Between July 2, 2014, and Sept 10, 2015, 705 individuals, who had data available for analysis, were included in this study. 596 (85%) of 705 Tsimane had no CAC, 89 (13%) had CAC scores of 1–100, and 20 (3%) had CAC scores higher than 100. For individuals older than age 75 years, 31 (65%) Tsimane presented with a CAC score of 0, and only four (8%) had CAC scores of 100 or more, a five-fold lower prevalence than industrialised populations (p≤0·0001 for all age categories of MESA). Mean LDL and HDL cholesterol concentrations were 2·35 mmol/L (91 mg/dL) and 1·0 mmol/L (39·5 mg/dL), respectively; obesity, hypertension, high blood sugar, and regular cigarette smoking were rare. High-sensitivity C-reactive protein was elevated beyond the clinical cutoff of 3·0 mg/dL in 360 (51%) Tsimane participants.
Despite a high infectious inflammatory burden, the Tsimane, a forager-horticulturalist population of the Bolivian Amazon with few coronary artery disease risk factors, have the lowest reported levels of coronary artery disease of any population recorded to date. These findings suggest that coronary atherosclerosis can be avoided in most people by achieving a lifetime with very low LDL, low blood pressure, low glucose, normal body-mass index, no smoking, and plenty of physical activity. The relative contributions of each are still to be determined.
They really are distinctly different
This chart from the study says it all. On the left you have MESA (Multi-Ethnic Study of Atherosclerosis) and on the right for comparison you have the Tsimane. This is specifically a measurement of coronary artery calcium (CAC).
You can see clear distinct differences …
One immediate thought is that perhaps it is genetics.

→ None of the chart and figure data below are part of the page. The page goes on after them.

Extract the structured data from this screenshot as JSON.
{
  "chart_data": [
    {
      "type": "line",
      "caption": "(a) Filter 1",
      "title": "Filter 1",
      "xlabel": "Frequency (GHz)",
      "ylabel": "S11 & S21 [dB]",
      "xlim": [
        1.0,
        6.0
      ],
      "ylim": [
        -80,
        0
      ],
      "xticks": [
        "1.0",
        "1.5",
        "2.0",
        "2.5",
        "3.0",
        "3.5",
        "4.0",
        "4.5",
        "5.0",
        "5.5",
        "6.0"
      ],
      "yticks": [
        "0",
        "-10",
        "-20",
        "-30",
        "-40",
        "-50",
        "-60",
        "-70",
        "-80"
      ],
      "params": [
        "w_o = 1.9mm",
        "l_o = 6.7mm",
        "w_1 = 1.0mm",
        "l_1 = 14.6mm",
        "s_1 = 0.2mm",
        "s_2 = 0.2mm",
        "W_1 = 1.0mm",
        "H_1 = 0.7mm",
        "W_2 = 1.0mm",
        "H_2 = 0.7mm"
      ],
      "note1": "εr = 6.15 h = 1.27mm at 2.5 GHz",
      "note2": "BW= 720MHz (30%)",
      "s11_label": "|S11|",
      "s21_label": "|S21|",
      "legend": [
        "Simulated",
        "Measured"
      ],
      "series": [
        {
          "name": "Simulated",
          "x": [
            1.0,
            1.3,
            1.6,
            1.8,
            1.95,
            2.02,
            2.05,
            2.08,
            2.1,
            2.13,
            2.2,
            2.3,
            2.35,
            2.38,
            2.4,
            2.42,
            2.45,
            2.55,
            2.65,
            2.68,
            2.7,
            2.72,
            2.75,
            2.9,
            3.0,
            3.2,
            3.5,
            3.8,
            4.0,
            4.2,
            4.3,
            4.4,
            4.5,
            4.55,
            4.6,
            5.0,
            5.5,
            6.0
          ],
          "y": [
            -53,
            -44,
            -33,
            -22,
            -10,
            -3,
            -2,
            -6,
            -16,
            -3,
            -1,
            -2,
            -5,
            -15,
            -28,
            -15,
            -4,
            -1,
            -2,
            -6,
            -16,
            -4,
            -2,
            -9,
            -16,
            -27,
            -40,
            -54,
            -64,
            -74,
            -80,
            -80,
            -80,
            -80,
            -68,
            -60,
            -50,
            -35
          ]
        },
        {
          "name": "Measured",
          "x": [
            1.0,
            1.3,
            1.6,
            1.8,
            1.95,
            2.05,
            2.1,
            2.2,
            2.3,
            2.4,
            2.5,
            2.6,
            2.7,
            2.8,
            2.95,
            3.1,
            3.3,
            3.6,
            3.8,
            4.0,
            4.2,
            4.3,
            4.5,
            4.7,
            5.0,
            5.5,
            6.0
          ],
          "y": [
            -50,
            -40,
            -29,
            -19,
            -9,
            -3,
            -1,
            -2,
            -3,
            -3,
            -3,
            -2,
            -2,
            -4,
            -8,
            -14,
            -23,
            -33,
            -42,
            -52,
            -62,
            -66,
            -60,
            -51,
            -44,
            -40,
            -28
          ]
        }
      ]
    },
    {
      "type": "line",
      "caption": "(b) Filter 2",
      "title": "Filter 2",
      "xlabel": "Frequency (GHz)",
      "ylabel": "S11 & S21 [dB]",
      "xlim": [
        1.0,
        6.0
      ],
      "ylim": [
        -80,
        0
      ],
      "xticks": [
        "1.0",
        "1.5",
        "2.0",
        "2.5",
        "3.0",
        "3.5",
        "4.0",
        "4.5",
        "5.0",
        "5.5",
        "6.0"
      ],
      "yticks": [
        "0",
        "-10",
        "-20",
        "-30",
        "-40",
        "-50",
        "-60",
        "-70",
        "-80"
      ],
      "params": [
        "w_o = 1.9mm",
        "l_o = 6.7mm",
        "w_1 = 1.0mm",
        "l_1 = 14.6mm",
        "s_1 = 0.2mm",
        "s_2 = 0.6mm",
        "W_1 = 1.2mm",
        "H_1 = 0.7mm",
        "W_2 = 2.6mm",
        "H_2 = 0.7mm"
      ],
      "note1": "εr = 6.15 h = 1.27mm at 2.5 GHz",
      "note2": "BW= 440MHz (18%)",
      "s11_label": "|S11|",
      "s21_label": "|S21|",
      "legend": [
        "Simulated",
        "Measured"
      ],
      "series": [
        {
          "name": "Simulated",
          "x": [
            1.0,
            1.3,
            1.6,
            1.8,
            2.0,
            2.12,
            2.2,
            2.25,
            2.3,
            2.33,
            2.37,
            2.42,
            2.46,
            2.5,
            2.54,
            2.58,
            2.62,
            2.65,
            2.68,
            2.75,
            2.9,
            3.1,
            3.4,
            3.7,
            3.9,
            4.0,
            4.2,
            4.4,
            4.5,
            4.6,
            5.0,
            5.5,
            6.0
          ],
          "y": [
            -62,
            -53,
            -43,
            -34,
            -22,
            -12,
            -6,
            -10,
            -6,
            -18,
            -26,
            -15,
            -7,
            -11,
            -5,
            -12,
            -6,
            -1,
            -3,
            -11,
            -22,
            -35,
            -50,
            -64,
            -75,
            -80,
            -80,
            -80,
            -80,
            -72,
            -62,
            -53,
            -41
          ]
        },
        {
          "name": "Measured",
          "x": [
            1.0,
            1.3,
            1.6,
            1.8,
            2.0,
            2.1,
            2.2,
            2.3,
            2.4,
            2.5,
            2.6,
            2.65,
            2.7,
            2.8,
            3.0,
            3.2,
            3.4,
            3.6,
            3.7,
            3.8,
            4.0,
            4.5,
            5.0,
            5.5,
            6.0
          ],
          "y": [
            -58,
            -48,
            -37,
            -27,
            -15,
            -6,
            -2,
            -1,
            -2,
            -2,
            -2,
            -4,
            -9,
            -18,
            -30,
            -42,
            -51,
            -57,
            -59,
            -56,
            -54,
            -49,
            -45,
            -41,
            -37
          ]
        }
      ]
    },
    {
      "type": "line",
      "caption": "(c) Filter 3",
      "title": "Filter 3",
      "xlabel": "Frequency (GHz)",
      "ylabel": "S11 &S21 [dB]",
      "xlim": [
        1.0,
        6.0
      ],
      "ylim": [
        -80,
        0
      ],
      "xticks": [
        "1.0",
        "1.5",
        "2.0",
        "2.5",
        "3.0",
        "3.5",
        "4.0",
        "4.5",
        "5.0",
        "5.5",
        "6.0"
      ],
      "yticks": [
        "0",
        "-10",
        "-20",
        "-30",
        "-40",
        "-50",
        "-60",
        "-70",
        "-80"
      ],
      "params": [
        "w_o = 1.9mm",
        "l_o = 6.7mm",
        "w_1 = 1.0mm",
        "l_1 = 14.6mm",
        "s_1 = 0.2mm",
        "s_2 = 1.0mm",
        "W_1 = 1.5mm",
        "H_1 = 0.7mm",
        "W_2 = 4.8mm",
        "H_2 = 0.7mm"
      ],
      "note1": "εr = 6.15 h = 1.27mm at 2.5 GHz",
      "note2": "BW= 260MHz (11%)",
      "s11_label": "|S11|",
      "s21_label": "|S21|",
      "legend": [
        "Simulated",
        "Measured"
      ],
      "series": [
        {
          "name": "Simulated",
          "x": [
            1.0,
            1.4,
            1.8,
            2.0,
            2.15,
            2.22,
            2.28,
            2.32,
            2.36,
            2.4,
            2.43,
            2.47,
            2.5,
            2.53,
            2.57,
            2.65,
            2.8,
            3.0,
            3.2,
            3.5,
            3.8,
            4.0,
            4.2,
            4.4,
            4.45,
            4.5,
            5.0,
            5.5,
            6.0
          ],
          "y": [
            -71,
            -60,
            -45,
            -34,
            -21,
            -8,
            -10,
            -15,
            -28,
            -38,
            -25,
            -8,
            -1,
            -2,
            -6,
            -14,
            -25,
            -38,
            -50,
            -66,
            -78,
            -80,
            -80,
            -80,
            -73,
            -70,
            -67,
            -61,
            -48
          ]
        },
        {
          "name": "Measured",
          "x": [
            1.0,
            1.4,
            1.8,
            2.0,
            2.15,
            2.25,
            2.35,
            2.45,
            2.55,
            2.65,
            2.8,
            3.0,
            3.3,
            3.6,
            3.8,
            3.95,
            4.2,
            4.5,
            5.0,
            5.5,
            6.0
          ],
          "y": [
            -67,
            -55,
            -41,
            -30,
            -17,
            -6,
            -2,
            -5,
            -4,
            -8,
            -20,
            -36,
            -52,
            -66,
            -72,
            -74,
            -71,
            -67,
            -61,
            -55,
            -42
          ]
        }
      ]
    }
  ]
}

Actually no, it is already known that genetics plays only a minor part in the causation of coronary artery disease.
Yusuf S, Hawken S, Ôunpuu S, et al. Effect of potentially modifiable risk factors associated with myocardial infarction in 52 countries (the INTERHEART study): case-control study. Lancet 2004; 364: 937–52.
It really is just lifestyle.
But what does this mean for us?
It appears to tell us that a lifetime with very low LDL cholesterol, a subsistence diet of wild game, fish, and high-fibre carbohydrates that are very low in saturated fat, combined with physical activity throughout much of the day sets a new target in the prevention of heart disease.
In other words, coronary atherosclerosis can be avoided in most people by achieving a lifetime with a similar diet, normal BMI, no smoking, and plenty of physical activity.
The rather obvious is that this is not something we can actually achieve. The degree of physical activity is way beyond what we would ever consider too be exercise or simply just active (even the over 60s). This perhaps suggests that part of the price we pay for the way we now live in an urbanised modern industrial society is the impact it has upon the health of our hearts.
Adopting some of what they do to some degree will yield you a health benefit, namely through diet, exercise and not smoking. What is not yet known is if there is a specific point at which no additional benefit is achieved. For example if you achieved half of their lifestyle activity and diet, would you only derive half of the benefit, or all if it?
Bottom line: adopt a better diet (forever, and not just for a few weeks), become more active, do not smoke, and you will not regret it.